| |
| |
| |
Het achtste Nederlandsch taal- en letterkundig kongres te Rotterdam.
Brief aan den redacteur.
Mijn waarde Redacteur!
Gij vraagt mij, of ik weêr t'huis ben na de Kongresfeesten te Rotterdam te hebben bijgewoond, en geeft niet onduidelijk te kennen, dat ge, in zoodanig geval, wel een artikeltje, laten we zeggen van een bladzij of acht, over die luisterrijke bijeenkomst van mij zoudt willen ontvangen. Gij werkt op mijn gevoel, door het verhaal der omstandigheden, die u van den tocht naar de Maasstad terughielden.

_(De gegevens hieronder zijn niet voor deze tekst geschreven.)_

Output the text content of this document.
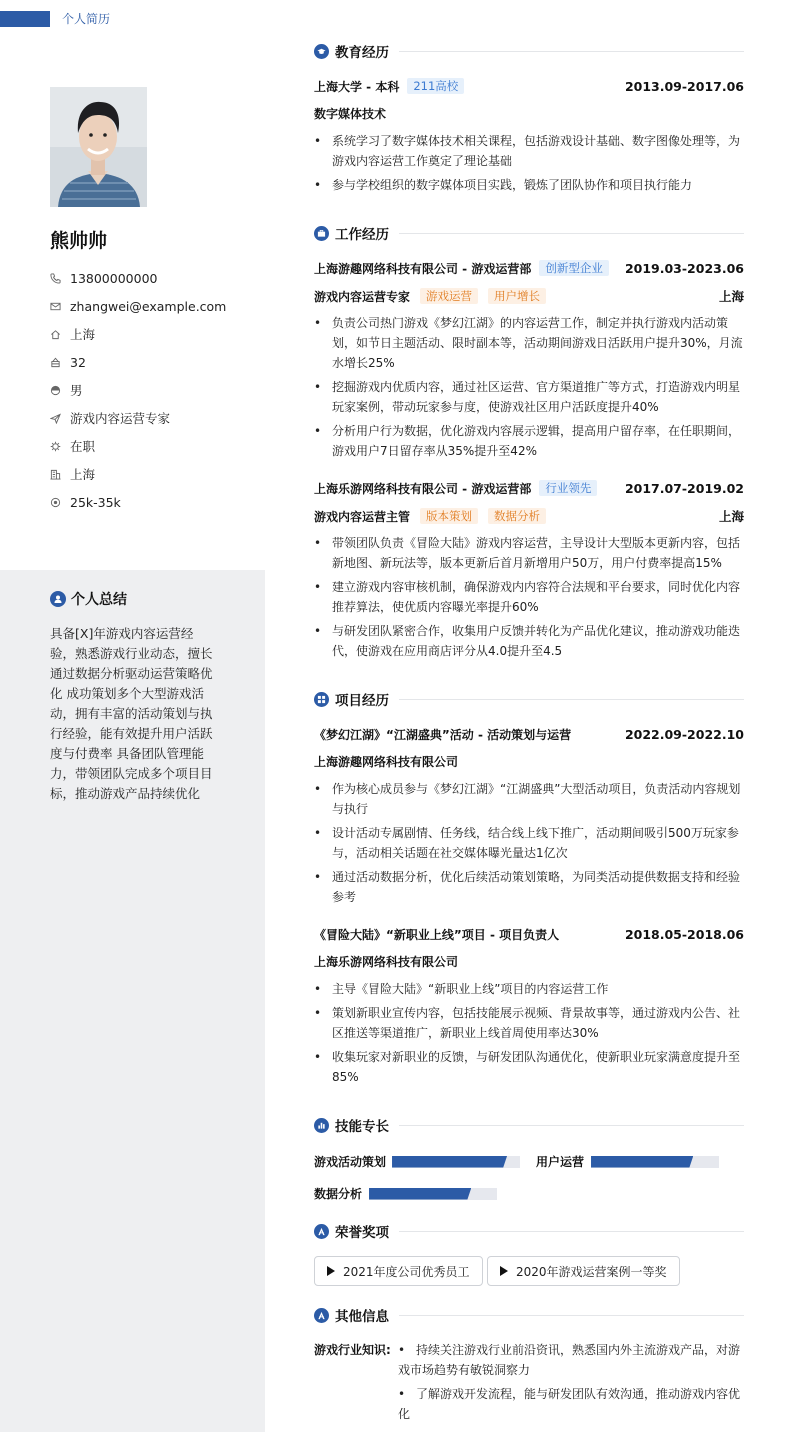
个人简历
熊帅帅
13800000000
zhangwei@example.com
上海
32
男
游戏内容运营专家
在职
上海
25k-35k
个人总结
具备[X]年游戏内容运营经验，熟悉游戏行业动态，擅长通过数据分析驱动运营策略优化 成功策划多个大型游戏活动，拥有丰富的活动策划与执行经验，能有效提升用户活跃度与付费率 具备团队管理能力，带领团队完成多个项目目标，推动游戏产品持续优化
教育经历
上海大学 - 本科	211高校	2013.09-2017.06
数字媒体技术
• 系统学习了数字媒体技术相关课程，包括游戏设计基础、数字图像处理等，为游戏内容运营工作奠定了理论基础
• 参与学校组织的数字媒体项目实践，锻炼了团队协作和项目执行能力
工作经历
上海游趣网络科技有限公司 - 游戏运营部	创新型企业	2019.03-2023.06
游戏内容运营专家	游戏运营	用户增长	上海
• 负责公司热门游戏《梦幻江湖》的内容运营工作，制定并执行游戏内活动策划，如节日主题活动、限时副本等，活动期间游戏日活跃用户提升30%，月流水增长25%
• 挖掘游戏内优质内容，通过社区运营、官方渠道推广等方式，打造游戏内明星玩家案例，带动玩家参与度，使游戏社区用户活跃度提升40%
• 分析用户行为数据，优化游戏内容展示逻辑，提高用户留存率，在任职期间，游戏用户7日留存率从35%提升至42%
上海乐游网络科技有限公司 - 游戏运营部	行业领先	2017.07-2019.02
游戏内容运营主管	版本策划	数据分析	上海
• 带领团队负责《冒险大陆》游戏内容运营，主导设计大型版本更新内容，包括新地图、新玩法等，版本更新后首月新增用户50万，用户付费率提高15%
• 建立游戏内容审核机制，确保游戏内内容符合法规和平台要求，同时优化内容推荐算法，使优质内容曝光率提升60%
• 与研发团队紧密合作，收集用户反馈并转化为产品优化建议，推动游戏功能迭代，使游戏在应用商店评分从4.0提升至4.5
项目经历
《梦幻江湖》“江湖盛典”活动 - 活动策划与运营	2022.09-2022.10
上海游趣网络科技有限公司
• 作为核心成员参与《梦幻江湖》“江湖盛典”大型活动项目，负责活动内容规划与执行
• 设计活动专属剧情、任务线，结合线上线下推广，活动期间吸引500万玩家参与，活动相关话题在社交媒体曝光量达1亿次
• 通过活动数据分析，优化后续活动策划策略，为同类活动提供数据支持和经验参考
《冒险大陆》“新职业上线”项目 - 项目负责人	2018.05-2018.06
上海乐游网络科技有限公司
• 主导《冒险大陆》“新职业上线”项目的内容运营工作
• 策划新职业宣传内容，包括技能展示视频、背景故事等，通过游戏内公告、社区推送等渠道推广，新职业上线首周使用率达30%
• 收集玩家对新职业的反馈，与研发团队沟通优化，使新职业玩家满意度提升至85%
技能专长
游戏活动策划	用户运营
数据分析
荣誉奖项
2021年度公司优秀员工	2020年游戏运营案例一等奖
其他信息
游戏行业知识: • 持续关注游戏行业前沿资讯，熟悉国内外主流游戏产品，对游戏市场趋势有敏锐洞察力
• 了解游戏开发流程，能与研发团队有效沟通，推动游戏内容优化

Met twee woorden doet ge mij inzien, hoe onmogelijk, neen, hoe ondankbaar het zijn zou, dat de Vaderlandsche Letteroefeningen, door u in eere hersteld, over een zoo vaderlandsche en voor de letterkunde zoo gewichtige zaak het stilzwijgen bewaarden. Ik moet dus zwichten. Doch vergun mij, om u, in plaats van een volledig kritisch-historisch artikel, een eenvoudigen, wellicht wat verwarden brief te zenden, waarin ik alles maar neêrschrijf, zooals 't mij in de pen komt.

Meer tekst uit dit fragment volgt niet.